On the DSL side, there are quite a few reasons to not use JuMP for this:

• JuMP's nonlinear programming modeling tools are... simple at best. JuMP is really good for special forms, a lot less good for nonlinear.
• JuMP doesn't generate good sparse code, and doesn't automatically parallelize the code (MPI, GPU, etc.). https://github.com/mlubin/ReverseDiffSparse.jl was even scrapped awhile back. And it doesn't include structural simplification and nonlinear tearing algorithms.
• JuMP doesn't give an interactive modeling tool for generating better models. It's no SymPy: you have to do a lot of work if you want to write a DSL and make it do good things. For example, what is the optimal way to prove if a user's system is purely polynomial in the JuMP form? In Symbolics.jl it's a one line query because it's made to be a full symbolic system, and so the dev time is orders of magnitude less.

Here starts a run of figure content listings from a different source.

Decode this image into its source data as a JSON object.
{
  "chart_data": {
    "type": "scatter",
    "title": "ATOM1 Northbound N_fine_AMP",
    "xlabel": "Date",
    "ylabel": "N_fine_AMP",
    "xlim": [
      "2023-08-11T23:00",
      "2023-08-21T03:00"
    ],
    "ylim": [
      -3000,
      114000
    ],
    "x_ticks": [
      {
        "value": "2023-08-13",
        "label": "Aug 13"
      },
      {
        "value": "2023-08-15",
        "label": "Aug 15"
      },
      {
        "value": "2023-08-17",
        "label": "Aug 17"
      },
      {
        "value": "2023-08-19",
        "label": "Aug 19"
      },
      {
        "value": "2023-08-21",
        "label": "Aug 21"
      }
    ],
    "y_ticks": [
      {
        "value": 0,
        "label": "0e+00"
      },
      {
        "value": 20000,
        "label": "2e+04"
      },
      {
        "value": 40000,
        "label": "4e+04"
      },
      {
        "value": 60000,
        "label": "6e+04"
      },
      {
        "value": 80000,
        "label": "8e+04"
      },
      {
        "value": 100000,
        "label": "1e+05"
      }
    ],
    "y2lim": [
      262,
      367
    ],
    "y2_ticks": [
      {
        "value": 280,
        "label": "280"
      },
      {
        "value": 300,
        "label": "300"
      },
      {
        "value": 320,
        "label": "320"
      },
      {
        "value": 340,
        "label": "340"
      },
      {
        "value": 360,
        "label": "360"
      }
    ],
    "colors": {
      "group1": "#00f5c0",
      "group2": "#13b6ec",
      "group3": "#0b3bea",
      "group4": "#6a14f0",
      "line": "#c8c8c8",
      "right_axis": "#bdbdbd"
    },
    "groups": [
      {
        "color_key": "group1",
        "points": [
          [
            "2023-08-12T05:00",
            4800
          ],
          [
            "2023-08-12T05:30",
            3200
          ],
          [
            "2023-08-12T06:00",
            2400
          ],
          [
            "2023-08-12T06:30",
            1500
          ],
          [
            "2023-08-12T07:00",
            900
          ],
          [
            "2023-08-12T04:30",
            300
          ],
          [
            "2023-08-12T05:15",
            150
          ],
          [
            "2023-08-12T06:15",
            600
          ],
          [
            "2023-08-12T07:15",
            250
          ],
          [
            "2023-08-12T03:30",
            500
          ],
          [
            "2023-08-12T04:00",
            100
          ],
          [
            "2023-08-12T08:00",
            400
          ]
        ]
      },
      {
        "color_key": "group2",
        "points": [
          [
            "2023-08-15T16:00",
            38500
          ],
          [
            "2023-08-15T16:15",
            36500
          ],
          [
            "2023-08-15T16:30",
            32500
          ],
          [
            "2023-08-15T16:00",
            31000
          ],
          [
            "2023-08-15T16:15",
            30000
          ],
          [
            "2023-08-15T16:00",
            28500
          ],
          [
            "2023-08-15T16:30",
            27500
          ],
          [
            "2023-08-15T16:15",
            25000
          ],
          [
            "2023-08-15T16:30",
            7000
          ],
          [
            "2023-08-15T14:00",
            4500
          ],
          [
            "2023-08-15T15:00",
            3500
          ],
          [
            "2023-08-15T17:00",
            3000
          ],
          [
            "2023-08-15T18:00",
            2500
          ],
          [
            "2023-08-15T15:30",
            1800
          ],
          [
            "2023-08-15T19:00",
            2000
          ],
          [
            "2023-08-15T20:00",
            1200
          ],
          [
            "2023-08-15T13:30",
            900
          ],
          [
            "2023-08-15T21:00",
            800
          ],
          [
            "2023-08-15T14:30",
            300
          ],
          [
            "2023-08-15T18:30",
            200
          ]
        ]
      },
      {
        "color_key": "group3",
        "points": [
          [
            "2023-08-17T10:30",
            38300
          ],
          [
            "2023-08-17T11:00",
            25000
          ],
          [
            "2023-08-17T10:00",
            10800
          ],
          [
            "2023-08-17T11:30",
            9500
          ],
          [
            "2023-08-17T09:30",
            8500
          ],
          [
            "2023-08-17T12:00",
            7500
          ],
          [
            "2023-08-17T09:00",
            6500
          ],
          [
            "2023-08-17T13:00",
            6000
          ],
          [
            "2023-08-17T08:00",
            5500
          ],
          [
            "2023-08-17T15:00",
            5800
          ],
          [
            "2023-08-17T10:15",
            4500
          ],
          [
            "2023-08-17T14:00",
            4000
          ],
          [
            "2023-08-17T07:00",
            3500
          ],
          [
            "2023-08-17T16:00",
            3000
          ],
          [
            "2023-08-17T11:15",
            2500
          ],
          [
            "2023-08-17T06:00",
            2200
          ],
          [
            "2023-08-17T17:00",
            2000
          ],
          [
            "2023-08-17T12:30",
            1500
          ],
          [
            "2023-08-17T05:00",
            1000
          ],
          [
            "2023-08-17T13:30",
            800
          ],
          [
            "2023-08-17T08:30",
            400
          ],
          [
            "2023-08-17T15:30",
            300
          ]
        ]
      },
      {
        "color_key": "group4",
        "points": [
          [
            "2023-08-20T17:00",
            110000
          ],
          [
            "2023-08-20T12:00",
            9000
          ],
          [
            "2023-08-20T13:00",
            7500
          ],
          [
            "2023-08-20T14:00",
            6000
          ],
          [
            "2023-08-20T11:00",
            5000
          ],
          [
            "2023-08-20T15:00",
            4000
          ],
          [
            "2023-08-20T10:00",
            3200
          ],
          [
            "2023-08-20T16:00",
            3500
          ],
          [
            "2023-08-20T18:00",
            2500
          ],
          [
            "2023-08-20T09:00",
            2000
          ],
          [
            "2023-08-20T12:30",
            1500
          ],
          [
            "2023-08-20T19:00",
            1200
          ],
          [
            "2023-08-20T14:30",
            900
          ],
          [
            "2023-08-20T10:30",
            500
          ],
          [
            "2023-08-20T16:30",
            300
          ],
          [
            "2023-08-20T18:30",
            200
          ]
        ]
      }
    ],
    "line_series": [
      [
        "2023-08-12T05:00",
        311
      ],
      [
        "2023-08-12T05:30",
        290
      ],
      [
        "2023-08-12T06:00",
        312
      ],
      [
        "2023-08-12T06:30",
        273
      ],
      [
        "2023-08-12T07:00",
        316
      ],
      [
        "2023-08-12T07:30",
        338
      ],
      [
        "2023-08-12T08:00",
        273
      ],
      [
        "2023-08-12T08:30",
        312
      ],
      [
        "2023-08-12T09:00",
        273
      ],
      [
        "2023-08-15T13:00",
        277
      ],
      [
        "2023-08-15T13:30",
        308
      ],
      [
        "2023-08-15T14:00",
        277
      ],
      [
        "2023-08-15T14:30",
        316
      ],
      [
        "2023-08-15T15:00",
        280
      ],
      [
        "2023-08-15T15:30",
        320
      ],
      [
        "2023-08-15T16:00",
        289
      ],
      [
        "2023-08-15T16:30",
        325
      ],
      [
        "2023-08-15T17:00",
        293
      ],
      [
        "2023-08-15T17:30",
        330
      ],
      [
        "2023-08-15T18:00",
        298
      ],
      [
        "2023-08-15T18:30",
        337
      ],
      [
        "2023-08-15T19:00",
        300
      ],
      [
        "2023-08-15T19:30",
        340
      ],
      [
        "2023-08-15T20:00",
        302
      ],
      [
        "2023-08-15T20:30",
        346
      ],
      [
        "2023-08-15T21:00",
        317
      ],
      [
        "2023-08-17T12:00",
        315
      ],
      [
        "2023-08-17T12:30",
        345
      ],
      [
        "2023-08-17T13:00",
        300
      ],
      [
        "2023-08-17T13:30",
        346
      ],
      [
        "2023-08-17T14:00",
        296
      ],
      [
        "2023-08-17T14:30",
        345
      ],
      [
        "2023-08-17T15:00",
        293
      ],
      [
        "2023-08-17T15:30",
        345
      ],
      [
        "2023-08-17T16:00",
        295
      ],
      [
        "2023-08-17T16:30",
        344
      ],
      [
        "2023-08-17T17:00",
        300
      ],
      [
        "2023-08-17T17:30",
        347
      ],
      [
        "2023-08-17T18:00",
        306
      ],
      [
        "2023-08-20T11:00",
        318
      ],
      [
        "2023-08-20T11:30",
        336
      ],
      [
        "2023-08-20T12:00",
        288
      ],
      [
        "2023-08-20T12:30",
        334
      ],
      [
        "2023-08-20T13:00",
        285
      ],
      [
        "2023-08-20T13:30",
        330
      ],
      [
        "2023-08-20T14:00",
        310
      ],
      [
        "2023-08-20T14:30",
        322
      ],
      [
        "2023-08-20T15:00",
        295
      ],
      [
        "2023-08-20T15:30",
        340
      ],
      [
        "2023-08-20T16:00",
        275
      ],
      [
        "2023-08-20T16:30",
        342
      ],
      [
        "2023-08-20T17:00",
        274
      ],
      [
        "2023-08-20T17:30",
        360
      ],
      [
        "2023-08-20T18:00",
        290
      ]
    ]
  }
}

• JuMP symbolics do not trace Julia code. I.e., you cannot automatically transform Julia code to JuMP code and require a DSL. A Symbolics.jl-based system can just automatically transform numerical code for DifferentialEquations.jl to symbolic code, and this can lead to some pretty cool examples and make adoption downstream much easier. Also, it helps in the creation of the library: the discretize-then-optimize code uses the ODE time steppers of DifferentialEquations.jl for the codegen! https://github.com/SciML/ModelingToolkit.jl/blob/v5.20.0/src/systems/control/controlsystem.jl#L145-L191
• Integrating neural networks and stochastic optimization into JuMP is... a task.

So I would say that InfiniteOpt.jl is probably the best DSL you could write on JuMP, but the fundamental limitations of JuMP are the impetus to putting together a wholly new system here built on Symbolics.jl and ModelingToolkit.jl. It's been a fairly long process though, but we're starting to get some results in control finally. One of the last pieces that are making this come together is by not splitting ControlSystem from ODESystem and SDESystem, but instead making there be control variables in every system type. So ControlSystem will go away so that the tearing and all of that apply better. Some of the DtO tooling then needs to be retargeted, but that's not all that hard.